Selasa, 03 Januari 2012

Pengamen Kecil

Lelah sekali rasanya hari ini, dari pagi hingga sore nonstop kegiatan. Dari mengurusi acara jurusan, hingga mengerjakan tugas kuliah. Tetapi ketika aku pulang tadi, tepatnya di atas angkot aku seperti mendapat suatu teguran. Ntah dari mana itu. Ada dua orang pengamen kecil yang masuk ke angkot yang aku tumpangi. Hal ini tentunya sudah biasa sekali aku lihat.

Pengamen kecil dengan pakaian seadanya, modal suara pas-pasan, musikalitas asal-asalan, bernyanyi hanya sebagai suatu syarat agar mendapat duit dari penumpang angkotku berikan Rp 500,- kepada mereka awalnya. Memang sudah kebiasaanku memberi pengemis/pengamen dari Rp 500 – Rp 2000. Ya hitung-hitung pengamen/pengemis  banyak sekali. Kalo setiap pengamen aku kasih lebih dari segitu bisa-bisa akhir bulan,malah aku yang nggak makan karena kehabisan uang bulanan.

Hehehe (kenapa malah curcol ini??!!!). kembali pada cerita awal, ketika mereka mulai melakukan aksi mereka yaitu bernyanyi asal-asalan (hehee) aku memperhatikan mereka dari ujung kaki sampai ujung kepala, sendal mereka yang jelek, baju yang lusuh, raut wajah kelelahan, seorang anak yang sepertinya tidak terawat.  Tiba-tiba hatiku menyuarakan kesedihan. Aku terbayang ketika aku seumuran mereka. 
Aku selalu diberikan perhatian dari kedua orang tuaku.
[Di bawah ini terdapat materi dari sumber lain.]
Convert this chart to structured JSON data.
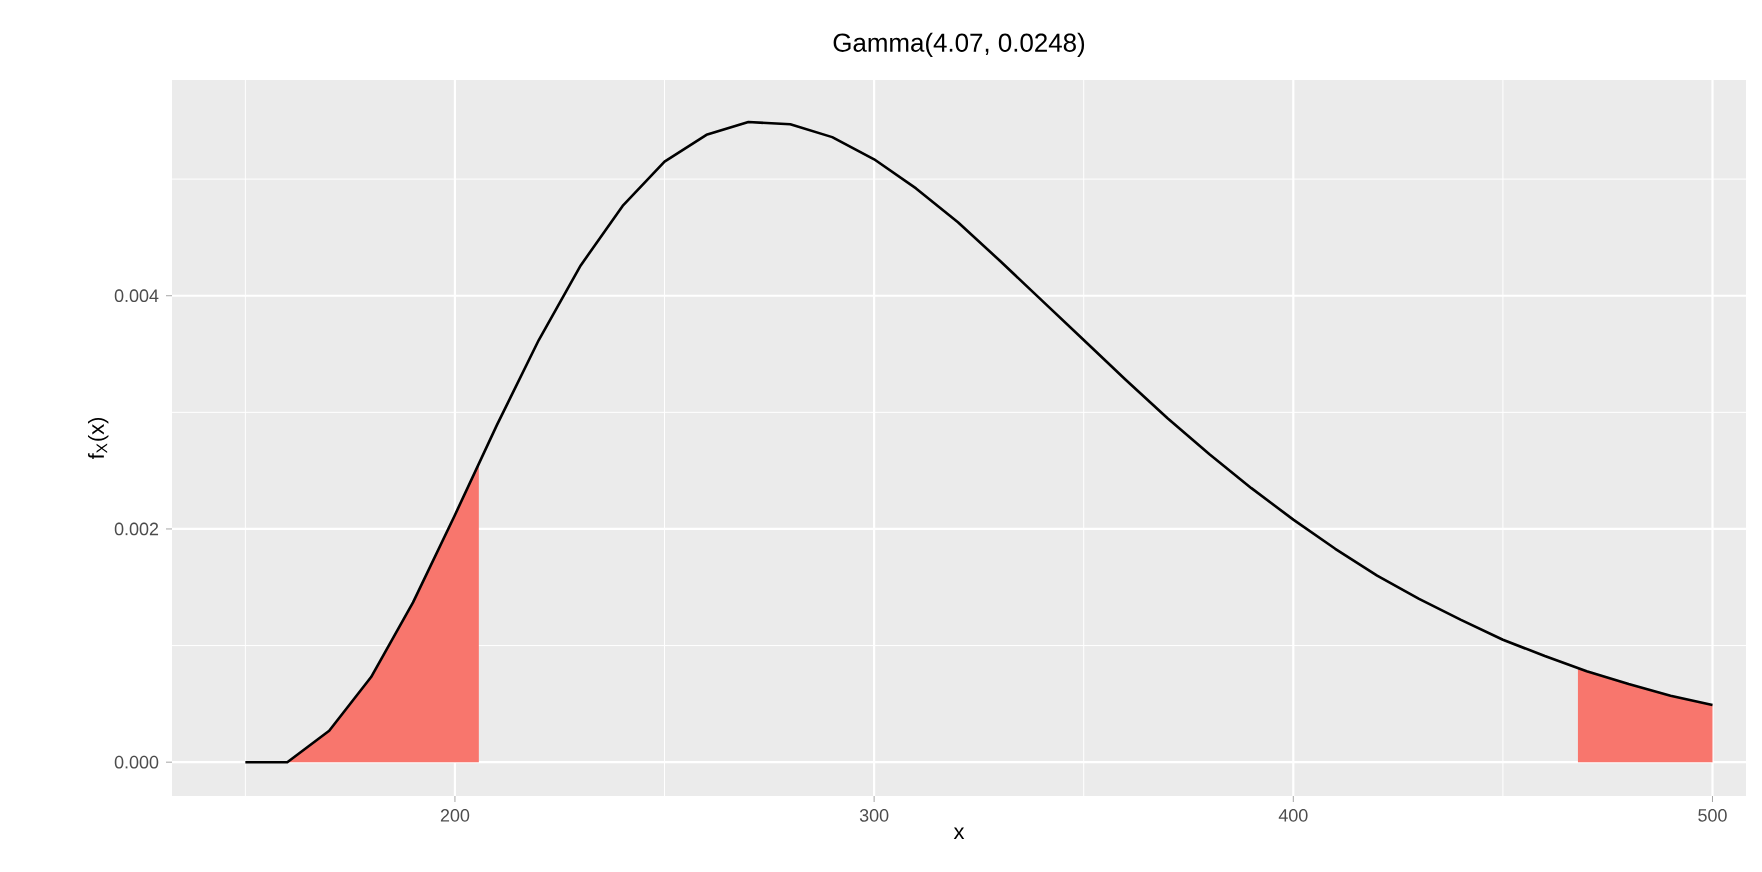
{
  "chart_data": {
    "type": "line",
    "title": "Gamma(4.07, 0.0248)",
    "xlabel": "x",
    "ylabel": "f$_{X}$(x)",
    "xlim": [
      132.5,
      508
    ],
    "ylim": [
      -0.00029,
      0.00585
    ],
    "xticks": [
      200,
      300,
      400,
      500
    ],
    "yticks": [
      {
        "value": 0,
        "label": "0.000"
      },
      {
        "value": 0.002,
        "label": "0.002"
      },
      {
        "value": 0.004,
        "label": "0.004"
      }
    ],
    "grid": true,
    "series": [
      {
        "type": "area",
        "color": "#f8766d",
        "x": [
          150,
          160,
          170,
          180,
          190,
          200,
          205.7
        ],
        "values": [
          0,
          0,
          0.00027,
          0.00073,
          0.00137,
          0.00212,
          0.00256
        ]
      },
      {
        "type": "area",
        "color": "#f8766d",
        "x": [
          467.9,
          470,
          480,
          490,
          500
        ],
        "values": [
          0.00081,
          0.00078,
          0.00067,
          0.00057,
          0.00049
        ]
      },
      {
        "color": "#000000",
        "x": [
          150,
          160,
          170,
          180,
          190,
          200,
          210,
          220,
          230,
          240,
          250,
          260,
          270,
          280,
          290,
          300,
          310,
          320,
          330,
          340,
          350,
          360,
          370,
          380,
          390,
          400,
          410,
          420,
          430,
          440,
          450,
          460,
          470,
          480,
          490,
          500
        ],
        "values": [
          0,
          0,
          0.00027,
          0.00073,
          0.00137,
          0.00212,
          0.00289,
          0.00362,
          0.00426,
          0.00477,
          0.00515,
          0.00538,
          0.00549,
          0.00547,
          0.00536,
          0.00517,
          0.00492,
          0.00463,
          0.0043,
          0.00396,
          0.00362,
          0.00328,
          0.00295,
          0.00264,
          0.00235,
          0.00208,
          0.00183,
          0.0016,
          0.0014,
          0.00122,
          0.00105,
          0.00091,
          0.00078,
          0.00067,
          0.00057,
          0.00049
        ]
      }
    ]
  }
}
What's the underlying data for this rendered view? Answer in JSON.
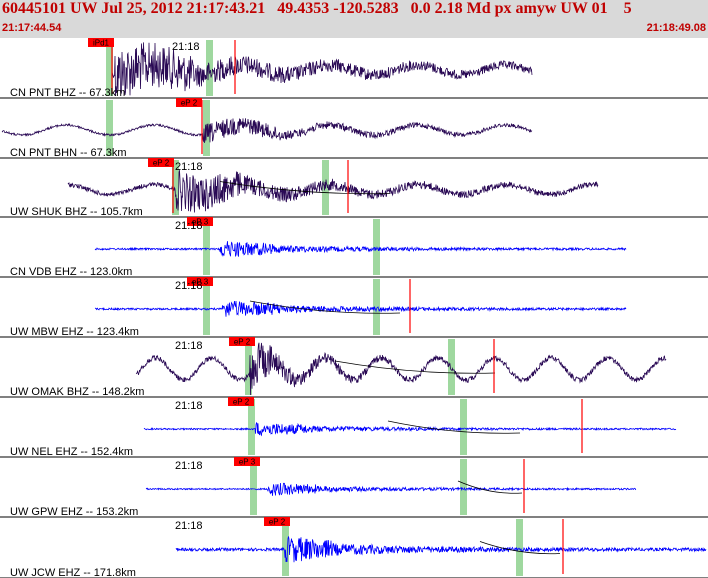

Setidaknya aku lebih bersih dari mereka. Kalau sore hari aku sudah mandi dan wangi, tinggal bersantai di rumah atau sesekali di ajak jalan-jalan sore oleh mama atau papaku. Tapi, lihatlah mereka anak kecil jam 5 sore masih berkeliaran di jalanan yang penuh debu dan polusi.  Aku sungguh merasa iba. Aku ambil lagi uang di dompetku, kali ini aku berikan Rp 5000,-. “ini dek” kataku. Lalu seketika mereka mengucapkan Terima kasih kepadaku. Berulang-ulang mereka mengatakan itu. segitu berartinya uang 5000 itu bagi mereka. Aku ikut senang melihat senyuman mereka. Hatiku teriris ya Allah. Tak henti-hentinya aku memikirkan nasib anak2 sperti mereka. Ingin sekali aku menanyakan kehidupan mereka. Ngobrol bareng mereka. Bercerita tentang kehidupan mereka yang begitu berbeda. Menanyakan orang tua mereka, asal-usul mereka, sekolah mereka dan banyak hal lainnya. Semoga saja suatu saat nanti bisa.

Sesampainya di rumah, tak sadar aku menitikkan air mata. Tetapi cepat-cepat aku hapus. Karena malu kelihatan sama orang lain. (hehehe aku kan pemalu). “Maafkan aku ya Allah, jikalau aku kurang bersyukur dengan kehidupanku saat ini. Maafkan jika aku tanpa sadar sering mengeluh, kekurangan inilah kekurangan itulah, menginginkan inilah menginginkan itulah tak henti-hentinya. Maafkan aku yang sering menyepelekan hal-hal kecil. Maafkan aku yang suka mubazir. Astaghfirullah.”